In questo senso la Federazione nazionale dei Collegi Ipasvi, che rappresenta gli oltre 430mila infermieri presenti in Italia, aderisce alla petizione di Salute Internazionale per consentire la produzione di un generico a più basso costo del farmaco, rendendolo accessibile a tutti: oggi l’Italia ha circa un milione di pazienti affetti da Epatite C, di cui 330 mila con cirrosi e il primato in Europa per numero di soggetti HCV positivi e mortalità per tumore primitivo del fegato.

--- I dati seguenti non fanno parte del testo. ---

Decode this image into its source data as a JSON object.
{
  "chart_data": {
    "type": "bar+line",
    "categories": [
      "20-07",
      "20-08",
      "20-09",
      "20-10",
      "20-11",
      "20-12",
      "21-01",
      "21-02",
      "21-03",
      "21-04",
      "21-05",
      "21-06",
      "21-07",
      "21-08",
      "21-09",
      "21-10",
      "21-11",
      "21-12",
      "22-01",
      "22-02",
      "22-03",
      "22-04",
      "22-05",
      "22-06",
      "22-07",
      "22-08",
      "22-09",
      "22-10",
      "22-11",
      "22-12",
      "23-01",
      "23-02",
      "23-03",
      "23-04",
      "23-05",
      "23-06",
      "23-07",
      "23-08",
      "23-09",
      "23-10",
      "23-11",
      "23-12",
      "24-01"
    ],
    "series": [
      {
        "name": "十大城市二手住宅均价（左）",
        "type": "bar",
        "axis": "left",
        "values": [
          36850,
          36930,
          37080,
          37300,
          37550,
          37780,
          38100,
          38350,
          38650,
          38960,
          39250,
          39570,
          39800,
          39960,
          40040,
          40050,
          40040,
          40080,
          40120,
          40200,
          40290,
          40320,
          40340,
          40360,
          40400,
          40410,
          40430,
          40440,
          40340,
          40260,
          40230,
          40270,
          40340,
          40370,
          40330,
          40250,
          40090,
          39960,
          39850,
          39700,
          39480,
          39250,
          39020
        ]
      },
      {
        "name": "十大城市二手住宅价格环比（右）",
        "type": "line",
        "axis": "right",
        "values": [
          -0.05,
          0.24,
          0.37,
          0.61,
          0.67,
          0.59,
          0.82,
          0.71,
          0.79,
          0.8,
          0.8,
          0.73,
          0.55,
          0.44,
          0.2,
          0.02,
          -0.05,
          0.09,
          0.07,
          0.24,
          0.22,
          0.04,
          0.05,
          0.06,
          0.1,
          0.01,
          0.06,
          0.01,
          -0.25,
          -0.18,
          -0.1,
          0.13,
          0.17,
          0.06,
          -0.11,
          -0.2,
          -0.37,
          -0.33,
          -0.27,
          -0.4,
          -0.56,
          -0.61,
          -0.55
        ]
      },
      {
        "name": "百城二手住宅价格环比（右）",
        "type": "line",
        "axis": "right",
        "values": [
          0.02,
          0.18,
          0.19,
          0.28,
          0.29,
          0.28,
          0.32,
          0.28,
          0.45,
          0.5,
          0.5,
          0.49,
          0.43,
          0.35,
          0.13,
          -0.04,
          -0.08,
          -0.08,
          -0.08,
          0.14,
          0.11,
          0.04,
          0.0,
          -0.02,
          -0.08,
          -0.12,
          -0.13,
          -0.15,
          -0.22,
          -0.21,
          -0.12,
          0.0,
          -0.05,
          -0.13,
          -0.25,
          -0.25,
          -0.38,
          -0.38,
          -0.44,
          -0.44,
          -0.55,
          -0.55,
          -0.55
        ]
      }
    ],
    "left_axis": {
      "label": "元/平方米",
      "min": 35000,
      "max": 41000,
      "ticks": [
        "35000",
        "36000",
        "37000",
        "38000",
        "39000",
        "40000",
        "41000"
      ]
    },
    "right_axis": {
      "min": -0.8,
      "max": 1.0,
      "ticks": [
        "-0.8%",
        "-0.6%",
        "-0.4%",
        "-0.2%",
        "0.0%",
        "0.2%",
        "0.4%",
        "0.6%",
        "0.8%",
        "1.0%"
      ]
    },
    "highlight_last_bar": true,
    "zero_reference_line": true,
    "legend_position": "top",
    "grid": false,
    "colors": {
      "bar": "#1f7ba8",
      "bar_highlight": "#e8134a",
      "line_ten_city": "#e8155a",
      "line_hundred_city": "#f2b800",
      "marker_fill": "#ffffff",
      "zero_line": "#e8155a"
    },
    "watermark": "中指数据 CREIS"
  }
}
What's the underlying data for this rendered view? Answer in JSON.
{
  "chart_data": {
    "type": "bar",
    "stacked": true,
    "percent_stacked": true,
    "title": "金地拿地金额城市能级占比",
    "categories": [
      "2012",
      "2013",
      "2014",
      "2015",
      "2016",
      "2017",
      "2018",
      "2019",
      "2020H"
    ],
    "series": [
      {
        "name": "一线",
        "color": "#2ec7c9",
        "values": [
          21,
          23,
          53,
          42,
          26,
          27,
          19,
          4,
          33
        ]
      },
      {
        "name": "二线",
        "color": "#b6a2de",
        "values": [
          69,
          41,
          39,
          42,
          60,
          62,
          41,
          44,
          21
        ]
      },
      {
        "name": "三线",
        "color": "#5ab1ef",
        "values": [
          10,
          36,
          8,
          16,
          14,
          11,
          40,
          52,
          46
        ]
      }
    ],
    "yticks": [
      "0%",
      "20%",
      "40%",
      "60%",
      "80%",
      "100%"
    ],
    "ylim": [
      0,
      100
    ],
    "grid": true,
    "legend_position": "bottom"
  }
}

Oltre 20 mila persone muoiono ogni anno per malattie croniche del fegato (due persone ogni ora) e, nel 65% dei casi, l’HCV risulta causa unica o concausa dei danni epatici.

Un’adesione che quindi prende spunto dagli stessi principi fondanti della moderna assistenza infermieristica, in base ai quali il nursing consiste nel porre le persone nelle migliori condizioni possibili per favorire la guarigione delle malattie.

“L’assistenza alla persona che soffre è ovvia – ha sottolineato la presidente Barbara Mangiacavalli – e è il presupposto naturale del “prendersi cura” che rappresenta la mission della professione infermieristica, ma assistere a una sofferenza evitabile della persona senza poter agire per evitarla pure avendone gli strumenti necessari a farlo è qualcosa che travalica il concetto di cure uguali per tutti, di universalità ed equità dell’assistenza e configura, oltre che un danno all’etica della professione, una vera e propria omissione di soccorso".

"Il Codice deontologico – continua – afferma che l'infermiere riconosce la salute come bene fondamentale della persona e interesse della collettività e si impegna a tutelarla con attività di prevenzione, cura, riabilitazione e palliazione, ma anche che l’infermiere orienta la sua azione al bene dell'assistito di cui attiva le risorse sostenendolo nel raggiungimento della maggiore autonomia possibile, in particolare, quando vi sia disabilità, svantaggio, fragilità e che l'infermiere contribuisce a rendere eque le scelte allocative, anche attraverso l'uso ottimale delle risorse disponibili".

"Per questo – conclude Mangiacavalli – l’Ipasvi aderisce alla petizione e per questo ritiene di dover sollecitare il Governo a perseguire la strada della licenza obbligatoria per estendere l’accesso alle terapie anti epatite C a tutti coloro che possono averne beneficio”.